Senate debates

Friday, 23 March 2007

Native Title Amendment Bill 2006

In Committee

1:26 pm

Photo of David JohnstonDavid Johnston (WA, Liberal Party, Minister for Justice and Customs) Share this | Hansard source

I am obliged to the senator for her interest in the subject matter. The opposition and minor parties are opposed to this mechanism. It is clearly an accountability mechanism. The native title regime is not about the process. Senator—through you, Chair—you used the word ‘industry’. It is not about the native title industry. This is about claimants and delivering outcomes for claimants. That is the priority; that is the focus that we seek to have. Fixed terms are integral to a more efficient, effective and accountable system. That is the intent: accountability, performance and benchmarking.

Representative bodies that are good performers have nothing to fear. Bureaucratic, slow, ponderous, process driven representative bodies that are not focused on outcomes have a lot to be fearful of. Indeed, their constituents have a lot to be pleased about with respect to these provisions. Poor performers should be wary. Native title claimants deserve much better than they have been getting. Public funding needs to be used in efficient and accountable ways, and that is the motivation for this. I am very interested to hear whether learned senators are opposed to these principles.

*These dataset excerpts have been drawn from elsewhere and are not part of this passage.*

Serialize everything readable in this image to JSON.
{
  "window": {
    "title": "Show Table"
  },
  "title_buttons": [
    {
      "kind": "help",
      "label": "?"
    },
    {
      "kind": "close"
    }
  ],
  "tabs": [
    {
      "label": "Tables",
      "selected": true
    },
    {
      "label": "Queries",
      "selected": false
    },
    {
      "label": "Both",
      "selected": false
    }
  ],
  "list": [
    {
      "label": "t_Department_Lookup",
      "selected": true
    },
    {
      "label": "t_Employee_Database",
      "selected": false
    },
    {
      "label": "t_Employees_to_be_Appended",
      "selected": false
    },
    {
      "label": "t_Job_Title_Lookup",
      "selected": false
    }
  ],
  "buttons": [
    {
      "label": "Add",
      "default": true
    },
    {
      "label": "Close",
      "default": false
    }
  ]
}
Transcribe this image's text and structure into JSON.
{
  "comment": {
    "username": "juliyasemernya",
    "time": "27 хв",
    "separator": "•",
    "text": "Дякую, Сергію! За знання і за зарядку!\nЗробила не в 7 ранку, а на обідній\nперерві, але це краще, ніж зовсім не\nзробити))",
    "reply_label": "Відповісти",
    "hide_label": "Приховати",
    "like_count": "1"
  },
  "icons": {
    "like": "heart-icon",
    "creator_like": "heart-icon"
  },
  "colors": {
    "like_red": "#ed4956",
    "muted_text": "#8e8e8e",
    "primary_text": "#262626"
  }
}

Fixed terms will not be unduly disruptive. The application process requires a minimal amount of paperwork. The opposition have said that fixed terms will undermine the ability of representative bodies to attract staff into the future. We see that a better performing representative body will have much more respect, be much more administratively competent and be able to perform in a much more professional way. On that basis, it should attract more employees. I do not think that I can say any more other than to reiterate that this is about accountability; it is not about ‘the industry’.